Show the user the test file. Get a 👍 before proceeding.
## Step 2 — Idiomatic transformation
Write the target implementation in `modernized/$1/$2/src/main/`.
**Critical:** Write code a senior $3 engineer would write from the
*specification*, not from the legacy structure. Do NOT mirror COBOL paragraphs
as methods, do NOT preserve legacy variable names like `WS-TEMP-AMT-X`.
Use the target language's idioms: records/dataclasses, streams, dependency
injection, proper error types, etc.
Include: domain model, service logic, API surface (REST controller or
equivalent), and configuration. Add concise Javadoc/docstrings linking each
class back to the rule IDs it implements.
## Step 3 — Prove it
Run the characterization tests:
```bash
cd modernized/$1/$2 && <appropriate test command for $3>
```
Show the output.

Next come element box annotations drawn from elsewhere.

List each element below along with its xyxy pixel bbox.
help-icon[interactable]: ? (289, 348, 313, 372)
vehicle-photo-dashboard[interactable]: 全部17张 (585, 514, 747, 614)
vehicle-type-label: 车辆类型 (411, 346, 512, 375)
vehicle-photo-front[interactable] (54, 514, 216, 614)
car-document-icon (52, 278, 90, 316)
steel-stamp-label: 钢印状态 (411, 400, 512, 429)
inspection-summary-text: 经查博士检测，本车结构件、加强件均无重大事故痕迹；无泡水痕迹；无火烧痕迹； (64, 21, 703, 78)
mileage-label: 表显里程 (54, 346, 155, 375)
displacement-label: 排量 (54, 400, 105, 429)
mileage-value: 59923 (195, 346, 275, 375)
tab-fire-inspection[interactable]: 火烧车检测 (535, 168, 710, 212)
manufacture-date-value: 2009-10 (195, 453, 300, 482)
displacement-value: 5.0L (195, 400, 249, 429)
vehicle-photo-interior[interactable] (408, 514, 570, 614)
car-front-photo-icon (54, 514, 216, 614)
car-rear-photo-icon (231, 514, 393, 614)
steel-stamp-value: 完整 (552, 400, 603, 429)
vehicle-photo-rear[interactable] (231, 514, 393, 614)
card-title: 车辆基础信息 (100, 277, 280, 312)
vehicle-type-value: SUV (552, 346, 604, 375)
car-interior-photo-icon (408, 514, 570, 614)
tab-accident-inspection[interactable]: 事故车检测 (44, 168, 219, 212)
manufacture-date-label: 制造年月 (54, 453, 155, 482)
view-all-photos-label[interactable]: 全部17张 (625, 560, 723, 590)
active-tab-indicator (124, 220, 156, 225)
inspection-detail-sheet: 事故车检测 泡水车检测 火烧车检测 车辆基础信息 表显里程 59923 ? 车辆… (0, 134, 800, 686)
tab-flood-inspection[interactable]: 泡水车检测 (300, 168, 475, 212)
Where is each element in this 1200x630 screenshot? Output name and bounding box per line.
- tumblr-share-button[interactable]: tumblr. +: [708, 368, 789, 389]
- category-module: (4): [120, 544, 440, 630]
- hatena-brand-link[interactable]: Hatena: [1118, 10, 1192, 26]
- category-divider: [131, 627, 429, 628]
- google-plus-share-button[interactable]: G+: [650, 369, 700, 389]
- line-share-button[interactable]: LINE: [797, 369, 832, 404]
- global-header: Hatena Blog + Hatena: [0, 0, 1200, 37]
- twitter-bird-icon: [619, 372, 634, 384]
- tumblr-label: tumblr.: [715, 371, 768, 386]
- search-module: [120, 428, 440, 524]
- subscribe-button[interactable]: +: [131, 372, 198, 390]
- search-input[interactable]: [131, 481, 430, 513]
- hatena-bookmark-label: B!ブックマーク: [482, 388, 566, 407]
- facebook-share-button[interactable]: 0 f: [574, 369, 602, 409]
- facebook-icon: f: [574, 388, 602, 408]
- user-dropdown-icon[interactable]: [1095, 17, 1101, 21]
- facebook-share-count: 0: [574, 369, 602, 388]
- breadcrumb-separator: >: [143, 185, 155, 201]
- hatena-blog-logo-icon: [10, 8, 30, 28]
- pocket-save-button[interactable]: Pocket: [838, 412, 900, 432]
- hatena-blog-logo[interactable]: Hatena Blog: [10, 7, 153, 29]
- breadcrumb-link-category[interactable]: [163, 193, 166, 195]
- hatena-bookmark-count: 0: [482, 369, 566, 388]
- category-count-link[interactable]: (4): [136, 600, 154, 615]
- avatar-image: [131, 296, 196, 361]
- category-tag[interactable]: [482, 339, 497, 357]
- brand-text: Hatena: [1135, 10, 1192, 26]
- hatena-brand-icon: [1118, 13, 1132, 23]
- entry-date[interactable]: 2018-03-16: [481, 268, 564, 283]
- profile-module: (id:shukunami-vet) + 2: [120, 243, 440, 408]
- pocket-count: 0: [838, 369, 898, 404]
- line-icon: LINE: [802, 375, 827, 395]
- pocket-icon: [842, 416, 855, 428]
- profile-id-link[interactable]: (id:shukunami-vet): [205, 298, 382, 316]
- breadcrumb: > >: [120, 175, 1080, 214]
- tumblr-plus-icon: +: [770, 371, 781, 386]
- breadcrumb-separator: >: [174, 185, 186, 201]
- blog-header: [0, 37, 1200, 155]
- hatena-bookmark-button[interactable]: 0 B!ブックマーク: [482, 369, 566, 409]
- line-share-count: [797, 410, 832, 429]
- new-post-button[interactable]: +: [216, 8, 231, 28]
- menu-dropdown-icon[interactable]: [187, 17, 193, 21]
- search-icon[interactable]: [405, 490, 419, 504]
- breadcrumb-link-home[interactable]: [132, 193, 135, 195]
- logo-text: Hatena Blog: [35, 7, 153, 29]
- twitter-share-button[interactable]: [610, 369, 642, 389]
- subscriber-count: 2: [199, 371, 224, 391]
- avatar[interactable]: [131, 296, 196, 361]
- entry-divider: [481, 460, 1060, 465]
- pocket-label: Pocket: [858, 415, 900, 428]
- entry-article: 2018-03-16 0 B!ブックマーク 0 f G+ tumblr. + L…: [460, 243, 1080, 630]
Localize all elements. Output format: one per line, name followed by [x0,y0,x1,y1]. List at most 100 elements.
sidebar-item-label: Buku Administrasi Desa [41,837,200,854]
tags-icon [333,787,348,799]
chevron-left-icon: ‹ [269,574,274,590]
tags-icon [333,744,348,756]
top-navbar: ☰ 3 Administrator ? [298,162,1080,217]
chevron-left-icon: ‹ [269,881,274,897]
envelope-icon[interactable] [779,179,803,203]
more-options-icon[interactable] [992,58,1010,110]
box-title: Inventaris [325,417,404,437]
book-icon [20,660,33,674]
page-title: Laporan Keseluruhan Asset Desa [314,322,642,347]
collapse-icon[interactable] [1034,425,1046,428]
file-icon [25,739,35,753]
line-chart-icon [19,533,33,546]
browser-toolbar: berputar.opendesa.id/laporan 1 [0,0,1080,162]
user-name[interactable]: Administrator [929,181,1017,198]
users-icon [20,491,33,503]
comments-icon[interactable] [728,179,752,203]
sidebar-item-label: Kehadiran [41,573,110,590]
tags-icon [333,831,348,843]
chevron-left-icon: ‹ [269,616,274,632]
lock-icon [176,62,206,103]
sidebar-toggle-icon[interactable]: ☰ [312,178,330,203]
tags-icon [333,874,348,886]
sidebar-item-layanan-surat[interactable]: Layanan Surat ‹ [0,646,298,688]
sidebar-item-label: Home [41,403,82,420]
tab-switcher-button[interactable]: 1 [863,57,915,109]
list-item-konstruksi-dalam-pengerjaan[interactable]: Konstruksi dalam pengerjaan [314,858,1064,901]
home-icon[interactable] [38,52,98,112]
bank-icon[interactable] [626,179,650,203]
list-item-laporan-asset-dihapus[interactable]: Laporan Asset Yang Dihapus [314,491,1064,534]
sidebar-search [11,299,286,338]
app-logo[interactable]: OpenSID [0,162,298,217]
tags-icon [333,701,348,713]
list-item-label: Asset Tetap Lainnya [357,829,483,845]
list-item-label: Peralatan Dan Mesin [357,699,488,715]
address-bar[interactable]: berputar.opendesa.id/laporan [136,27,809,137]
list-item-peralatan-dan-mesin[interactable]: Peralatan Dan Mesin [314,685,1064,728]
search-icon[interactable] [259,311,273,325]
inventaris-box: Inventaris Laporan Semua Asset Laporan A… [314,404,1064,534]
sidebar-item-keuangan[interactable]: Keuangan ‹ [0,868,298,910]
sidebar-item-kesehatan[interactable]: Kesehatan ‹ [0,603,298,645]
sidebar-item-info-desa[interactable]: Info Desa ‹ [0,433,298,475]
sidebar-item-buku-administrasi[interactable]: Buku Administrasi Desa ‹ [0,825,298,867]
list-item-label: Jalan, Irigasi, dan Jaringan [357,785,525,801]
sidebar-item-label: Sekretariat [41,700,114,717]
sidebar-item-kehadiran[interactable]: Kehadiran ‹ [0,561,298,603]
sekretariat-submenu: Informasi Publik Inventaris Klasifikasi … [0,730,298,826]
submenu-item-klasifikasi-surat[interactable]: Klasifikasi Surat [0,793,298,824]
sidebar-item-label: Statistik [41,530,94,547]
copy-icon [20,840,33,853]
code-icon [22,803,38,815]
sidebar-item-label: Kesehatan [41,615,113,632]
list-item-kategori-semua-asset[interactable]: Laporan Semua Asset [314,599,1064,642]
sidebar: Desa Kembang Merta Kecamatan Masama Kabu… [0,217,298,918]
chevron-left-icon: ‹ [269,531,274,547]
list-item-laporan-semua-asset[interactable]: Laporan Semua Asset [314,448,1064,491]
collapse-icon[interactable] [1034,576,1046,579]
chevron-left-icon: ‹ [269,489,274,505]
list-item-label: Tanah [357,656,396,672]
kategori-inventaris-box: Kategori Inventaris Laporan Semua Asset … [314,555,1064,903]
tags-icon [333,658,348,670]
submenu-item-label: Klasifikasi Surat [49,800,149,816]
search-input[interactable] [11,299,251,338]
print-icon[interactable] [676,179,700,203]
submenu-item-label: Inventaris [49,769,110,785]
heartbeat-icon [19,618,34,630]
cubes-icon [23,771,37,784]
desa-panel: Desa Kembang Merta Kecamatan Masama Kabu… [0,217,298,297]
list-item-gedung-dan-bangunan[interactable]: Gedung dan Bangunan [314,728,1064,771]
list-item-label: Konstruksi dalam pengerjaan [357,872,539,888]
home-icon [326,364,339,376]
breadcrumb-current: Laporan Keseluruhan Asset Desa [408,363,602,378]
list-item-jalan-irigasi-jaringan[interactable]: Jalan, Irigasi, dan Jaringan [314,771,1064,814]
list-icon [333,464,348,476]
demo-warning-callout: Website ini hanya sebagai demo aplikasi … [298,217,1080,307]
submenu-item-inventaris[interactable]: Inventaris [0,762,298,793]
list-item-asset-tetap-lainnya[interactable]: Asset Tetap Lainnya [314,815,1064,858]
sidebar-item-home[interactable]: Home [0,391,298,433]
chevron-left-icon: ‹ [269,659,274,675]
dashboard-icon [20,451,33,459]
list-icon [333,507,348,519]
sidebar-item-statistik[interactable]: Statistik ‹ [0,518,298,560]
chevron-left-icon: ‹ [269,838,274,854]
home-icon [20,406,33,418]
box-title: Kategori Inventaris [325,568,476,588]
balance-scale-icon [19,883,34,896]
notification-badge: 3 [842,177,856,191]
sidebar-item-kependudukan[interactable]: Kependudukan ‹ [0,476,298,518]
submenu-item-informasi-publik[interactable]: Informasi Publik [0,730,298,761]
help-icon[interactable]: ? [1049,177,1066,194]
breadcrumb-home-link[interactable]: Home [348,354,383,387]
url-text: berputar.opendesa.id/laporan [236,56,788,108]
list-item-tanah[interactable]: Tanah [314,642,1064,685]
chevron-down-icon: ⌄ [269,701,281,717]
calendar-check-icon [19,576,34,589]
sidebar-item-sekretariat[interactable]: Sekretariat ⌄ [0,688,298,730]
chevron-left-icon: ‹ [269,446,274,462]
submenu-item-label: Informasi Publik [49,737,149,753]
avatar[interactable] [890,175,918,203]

If anything fails, fix and re-run until green.
## Step 4 — Side-by-side review
Generate `modernized/$1/$2/TRANSFORMATION_NOTES.md`:
- Mapping table: legacy file:lines → target file:lines, per behavior
- Deliberate deviations from legacy behavior (with rationale)
- What was NOT migrated (dead code, unreachable branches) and why
- Follow-ups for the next module that depends on this one
Then show a visual diff of one representative behavior, legacy vs modern:
```bash
delta --side-by-side <(sed -n '<lines>p' legacy/$1/<file>) modernized/$1/$2/src/main/<file>
```
(Fall back to `diff -y --width=160` if `delta` isn't installed.) Never
pick a credential-bearing line range for this diff, and mask any
credential-like literal quoted in TRANSFORMATION_NOTES.md — the notes
live in `modernized/` and get committed.
## Step 5 — Architecture review
Spawn the **architecture-critic** subagent to review the transformed code
against $3 best practices. Apply any HIGH-severity feedback; list the rest
in TRANSFORMATION_NOTES.md.
Report: tests passing, lines of legacy retired, location of artifacts.